Empowering the future of women in revenue leadership.
International Women’s Day is a moment to celebrate progress. It is also a moment to confront reality and take stock of where more work remains. Women today hold only about 30% of C-suite roles. That gap is especially visible in revenue leadership, one of the most influential domains in business. These roles shape forecasting, expansion strategy, retention, and long-term enterprise value. They influence how companies grow. When women are not in those seats, organizations miss out on important leadership perspectives.
My path to becoming a CMO was not linear. Like many women in leadership, I didn’t follow a straight trajectory. Instead, I focused on impact over title, and looked for opportunities to solve problems, drive measurable growth, and influence outcomes. Over time, that mindset naturally brought me closer to revenue.
Today, marketing is deeply connected to revenue performance. It’s more than brand storytelling; it’s pipeline creation, conversion, expansion strategy, and customer lifetime value. The most effective CMOs think holistically about the entire revenue lifecycle, from first touch through renewal. That makes representation in revenue leadership even more important.

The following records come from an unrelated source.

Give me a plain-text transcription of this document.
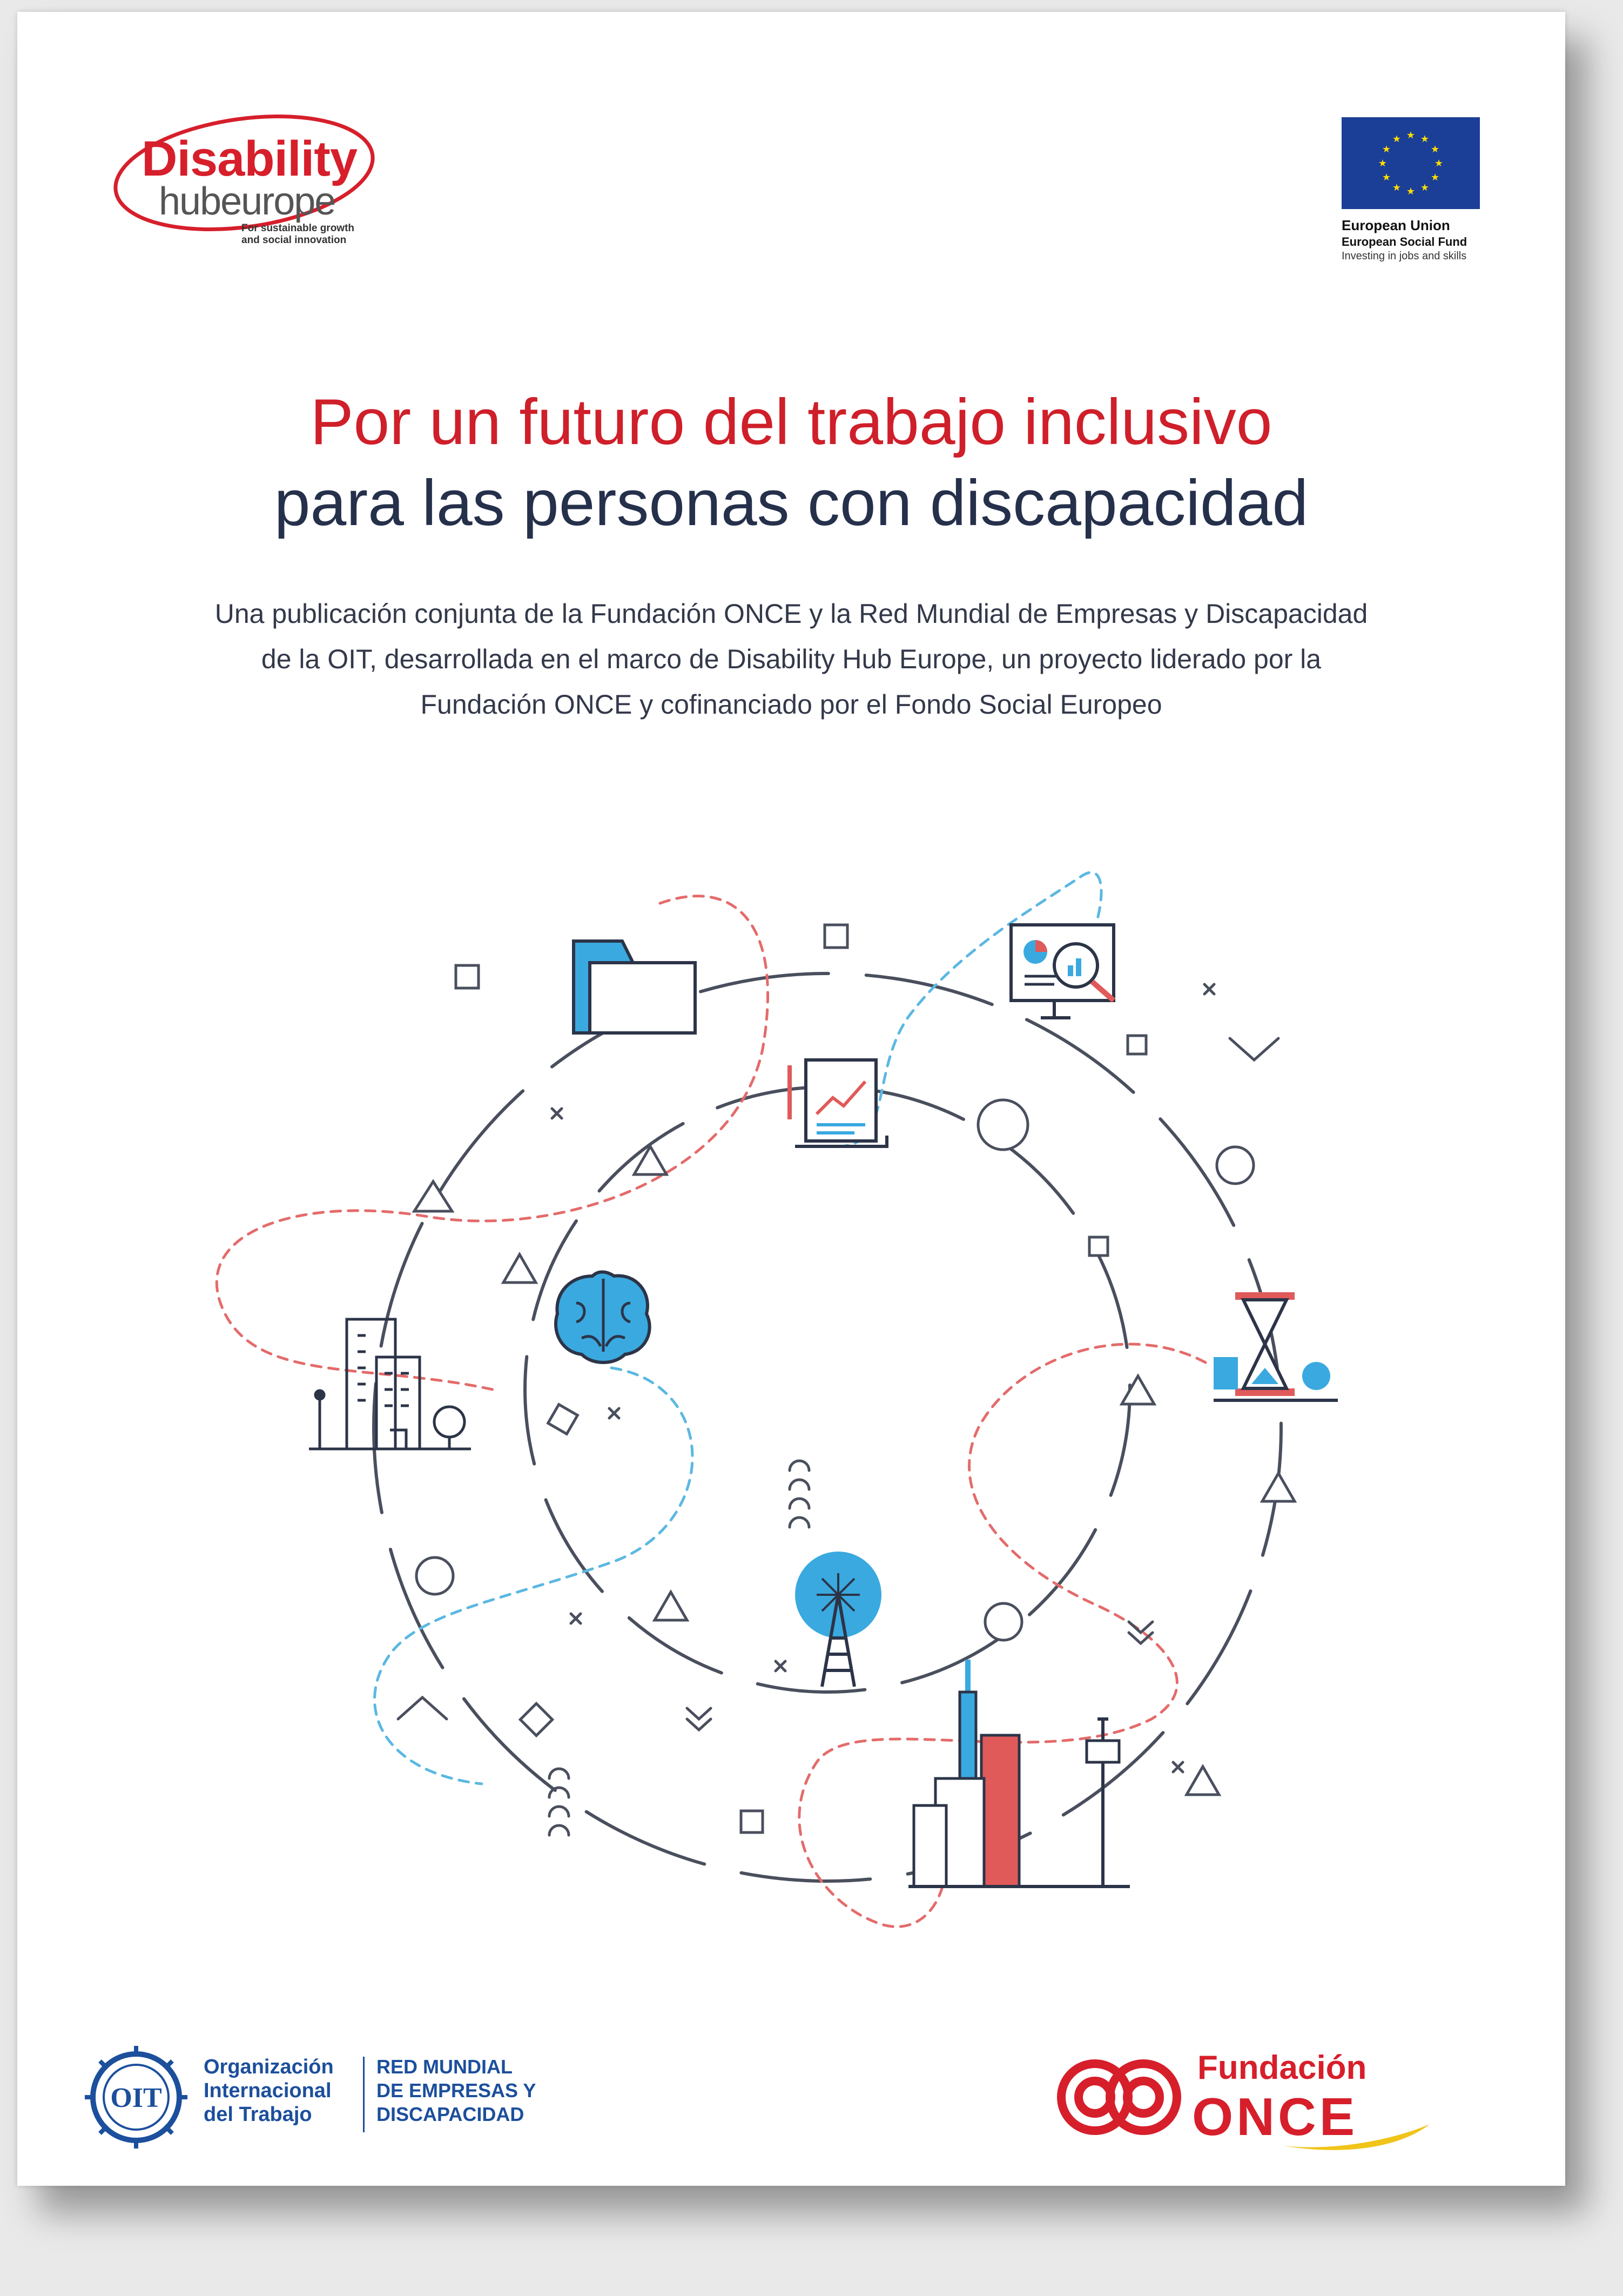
Disability
hubeurope
For sustainable growth
and social innovation
★ ★
★
★
★
★
★
★
★
★
★
★
European Union
European Social Fund
Investing in jobs and skills
Por un futuro del trabajo inclusivo
para las personas con discapacidad
Una publicación conjunta de la Fundación ONCE y la Red Mundial de Empresas y Discapacidad
de la OIT, desarrollada en el marco de Disability Hub Europe, un proyecto liderado por la
Fundación ONCE y cofinanciado por el Fondo Social Europeo
OIT
Organización
Internacional
del Trabajo
RED MUNDIAL
DE EMPRESAS Y
DISCAPACIDAD
Fundación
ONCE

International Women’s Day should not only be about visibility. It should also be about the systems that support advancement. According to Women in Revenue, 43% of women in revenue considered leaving their roles in the past year, in part because of limited workplace flexibility. Meanwhile, 44% cited lack of mentorship as their top workplace challenge in 2025. These numbers do not suggest a lack of ambition, but they do point to structural gaps in support and opportunity.
Revenue organizations were not originally designed with flexibility in mind. Quota pressure, demanding travel schedules, late-night forecasting calls, and an “always on” mentality have long been normalized. For many women, especially those balancing caregiving responsibilities, that structure can create friction. If we want to see more women leading revenue organizations, we need to rethink how performance and flexibility can coexist.
One pattern I have seen repeatedly is that women often wait until they feel completely ready before raising their hand for the next role. Revenue leadership rarely comes with perfect conditions. Markets shift, forecasts change, and expectations evolve. Growth often happens when we step into the stretch. Waiting for certainty can mean waiting too long.
Throughout my career, I’ve been fortunate to have advocates who encouraged me to stretch, offered perspective, and helped me see new possibilities. I did not always have sponsors who looked like me, and that experience shaped how I lead today. I encourage women to seek sponsors, not just mentors. Mentors offer guidance, while sponsors advocate for you in rooms you are not in. When organizations make sponsorship intentional, it helps create mobility and build stronger leadership pipelines.
International Women’s Day often brings a wave of recognition and conversation. But real progress cannot stop at a single day of visibility. Empowering women in revenue is not symbolic. It is strategic. Diverse revenue teams make stronger decisions, better reflect their customers, and build more resilient organizations. If we want the future of revenue leadership to look different, we need to build the systems that support it. Progress happens when companies invest deliberately in people, infrastructure, and opportunity.